Une charmante pédagogie, destinée à mieux partager le plaisir de la musique. Car lorsque des musiciens de l'Opéra de Paris, avec quelques indépendants, ont créé au printemps 1998 l'association Papageno, l'objectif était bien celui-là : faire écouter de la musique « dans tous les endroits où se faisait sentir le besoin de réconfort, d'élévation spirituelle ». Et surtout, explique Jean-Noël Crocq, « ouvrir les portes de la musique de chambre à des couches sociales qui n'y ont pas accès ».

oeuvres exigeantes

Dix ans et des dizaines de concerts plus tard (à raison de quinze à vingt chaque année), l'association fédère à Paris, mais aussi à Lyon, plus de 200 musiciens professionnels. Lorsqu'ils se rendent à l'hôpital, trios ou quatuors se produisent dans des espaces communs, les couloirs ou même les chambres. « Nous faisons de la musique de chambre d'hôpital », plaisante Pierre Ragu, avant de souligner qu'au cours de ces concerts, « on joue de grandes oeuvres, pas forcément faciles, sans concession au répertoire. Et c'est beaucoup d'émotion : les enfants se montrent réceptifs, ils écoutent, totalement concentrés, un trio de Beethoven ».

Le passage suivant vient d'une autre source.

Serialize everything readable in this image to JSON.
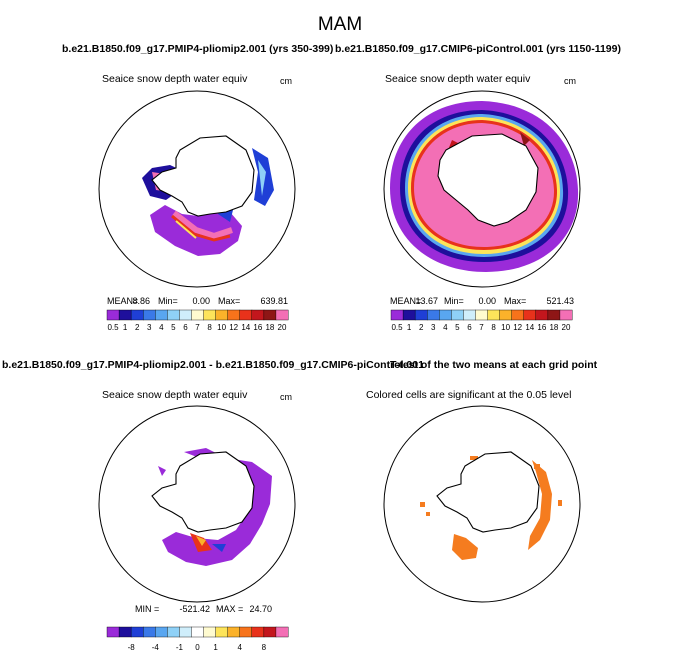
{
  "figure": {
    "title": "MAM",
    "colors": {
      "background": "#ffffff",
      "coast": "#000000",
      "circle": "#000000"
    }
  },
  "chart_data": [
    {
      "type": "heatmap",
      "projection": "south-polar-stereographic",
      "header": "b.e21.B1850.f09_g17.PMIP4-pliomip2.001 (yrs 350-399)",
      "title": "Seaice snow depth water equiv",
      "units": "cm",
      "stats": {
        "mean_label": "MEAN=",
        "mean": "8.86",
        "min_label": "Min=",
        "min": "0.00",
        "max_label": "Max=",
        "max": "639.81"
      },
      "colorbar": {
        "labels": [
          "0.5",
          "1",
          "2",
          "3",
          "4",
          "5",
          "6",
          "7",
          "8",
          "10",
          "12",
          "14",
          "16",
          "18",
          "20"
        ],
        "colors": [
          "#9a2bd9",
          "#1e0f9c",
          "#1f3fd6",
          "#3a79e8",
          "#59a6f0",
          "#8fd1f7",
          "#cfeefb",
          "#fffbd0",
          "#fde45a",
          "#fbb22a",
          "#f7731b",
          "#e8321b",
          "#c3161d",
          "#8e1616",
          "#f36fb5"
        ]
      },
      "regions": "sea ice snow cover around Antarctic coast; highest values in Weddell Sea and Ross Sea sectors"
    },
    {
      "type": "heatmap",
      "projection": "south-polar-stereographic",
      "header": "b.e21.B1850.f09_g17.CMIP6-piControl.001 (yrs 1150-1199)",
      "title": "Seaice snow depth water equiv",
      "units": "cm",
      "stats": {
        "mean_label": "MEAN=",
        "mean": "13.67",
        "min_label": "Min=",
        "min": "0.00",
        "max_label": "Max=",
        "max": "521.43"
      },
      "colorbar": {
        "labels": [
          "0.5",
          "1",
          "2",
          "3",
          "4",
          "5",
          "6",
          "7",
          "8",
          "10",
          "12",
          "14",
          "16",
          "18",
          "20"
        ],
        "colors": [
          "#9a2bd9",
          "#1e0f9c",
          "#1f3fd6",
          "#3a79e8",
          "#59a6f0",
          "#8fd1f7",
          "#cfeefb",
          "#fffbd0",
          "#fde45a",
          "#fbb22a",
          "#f7731b",
          "#e8321b",
          "#c3161d",
          "#8e1616",
          "#f36fb5"
        ]
      },
      "regions": "continuous ring of sea ice snow around Antarctica, mostly >= 20 cm (pink)"
    },
    {
      "type": "heatmap",
      "projection": "south-polar-stereographic",
      "header": "b.e21.B1850.f09_g17.PMIP4-pliomip2.001 - b.e21.B1850.f09_g17.CMIP6-piControl.001",
      "title": "Seaice snow depth water equiv",
      "units": "cm",
      "stats": {
        "min_label": "MIN =",
        "min": "-521.42",
        "max_label": "MAX =",
        "max": "24.70"
      },
      "colorbar": {
        "labels": [
          "-8",
          "-4",
          "-1",
          "0",
          "1",
          "4",
          "8"
        ],
        "colors": [
          "#9a2bd9",
          "#1e0f9c",
          "#1f3fd6",
          "#3a79e8",
          "#59a6f0",
          "#8fd1f7",
          "#cfeefb",
          "#ffffff",
          "#fffbd0",
          "#fde45a",
          "#fbb22a",
          "#f7731b",
          "#e8321b",
          "#c3161d",
          "#f36fb5"
        ]
      },
      "regions": "negative differences (purple) in outer sea ice ring; positive values near Antarctic Peninsula"
    },
    {
      "type": "heatmap",
      "projection": "south-polar-stereographic",
      "header": "T-test of the two means at each grid point",
      "title": "Colored cells are significant at the 0.05 level",
      "significance_color": "#f57c1f",
      "regions": "significant cells in Weddell Sea, Bellingshausen Sea and East Antarctic sectors"
    }
  ]
}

Ou de Mozart, puisque c'est aujourd'hui de lui qu'il s'agit. Le temps de changer une perfusion, quelques airs plus connus ont succédé aux Divertimenti. L'air de Chérubin, tiré des Noces de Figaro, est l'occasion d'une petite mise au point. « Notre association porte le nom de Papageno. C'est un personnage de La Flûte enchantée, raconte Jean-Noël Crocq. C'est un vrai balourd. Mais grâce à ses clochettes magiques, il va être sauvé des animaux sauvages. Sauvé grâce à la musique ! »

temps suspendu

Par la porte ouverte, on entend des objets tomber, des chariots passer dans le couloir. De temps en temps, un soignant happé par les notes s'attarde un instant, puis retourne à ses activités. On appelle un jeune spectateur qui doit revenir à la réalité médicale : c'est l'heure de sa consultation. Un dernier morceau et le concert s'achève sous les applaudissements. Les enfants se lèvent, les parents s'ébrouent. L'espace d'une heure, la musique a suspendu le cours habituel du temps.